Copper amulets woven atop amulet-adorned artworks from identity exploring artist Mariana San Martin
Brazilian artist Mariana San Martin creates works inspired by the Adinkra symbols of Ghana in her latest series. We learn more about what sparked the ongoing theme and how she uses copper as a prime material.
"Art is a way of telling the stories I find," says Rio-based artist Mariana San Martin. "Materials are very important to me because the process of making also tells a story."
San Martin approaches her art in a unique way, combining identity with her hunt for objects. Her latest series, Amuletos Collection, evokes the tales and traditions of the Ashanti people who form part of the Akan community from western Africa.
In this selection of images, San Martin unpicks the meaning of Adinkras, an amulet symbol created by the Ashanti that carries its people's wisdom and collective values. Traditionally, the Adinkras would be used in farewell ceremonies, where they would then be distributed around the world once they had been bestowed with intentions.
San Martin decided to overlay stitched copper into her portraits of various Ashanti members and legendary figures – as a nod to her reading around amulets and to relay their mythical properties with her artistic mastery.
Because copper is a conductive metal, San Martin believes it was likely one of the first metals used intentionally by humans.
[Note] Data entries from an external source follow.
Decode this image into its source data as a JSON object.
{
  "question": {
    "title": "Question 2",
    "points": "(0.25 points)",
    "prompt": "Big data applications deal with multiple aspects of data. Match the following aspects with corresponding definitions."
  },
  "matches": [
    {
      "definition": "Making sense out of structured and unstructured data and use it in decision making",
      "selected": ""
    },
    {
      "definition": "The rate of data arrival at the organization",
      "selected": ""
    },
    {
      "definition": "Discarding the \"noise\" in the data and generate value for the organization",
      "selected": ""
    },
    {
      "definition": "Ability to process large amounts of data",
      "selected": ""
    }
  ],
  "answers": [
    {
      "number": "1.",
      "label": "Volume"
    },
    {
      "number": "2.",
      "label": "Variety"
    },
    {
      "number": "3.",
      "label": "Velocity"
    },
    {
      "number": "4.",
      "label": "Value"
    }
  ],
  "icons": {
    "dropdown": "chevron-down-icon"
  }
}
So, she thinks this metal has passed through the history of the Ashanti people and their ancestry. San Martin wants to pay tribute to how symbolic storytelling has been preserved throughout time and hopes that her artworks allow these stories to continue to be passed on through generations.
Each amulet stitched into the image represents the knowledge learned from the past and reflects good fortune for future generations.
San Martin is inspired by her quest to understand humanity through different cultures, and her artwork process is very much guided by her intuition: "I use whatever I stumble on as the artwork progresses. I'm constantly reminded to be open to discovery and to let the process unfold. It usually takes me to very inspiring places."
Her interest in immersing herself in different cultures translates into her artwork, where she is keen to explore the common ground between human beliefs, folklore, fashion, language, spirituality and ethics across borders.
"When researching, I often find myself down rabbit holes where one thing leads to another, and the beauty, for me, is discovering where most of our cultures relate," she says. "Our essence is the same, but what changes is the story and how it's told. It is in these individual stories that our sense of self and richness resides."
Though this collection refers more specifically to the Ashanti community, it comments on how identities are individually different yet collectively connected.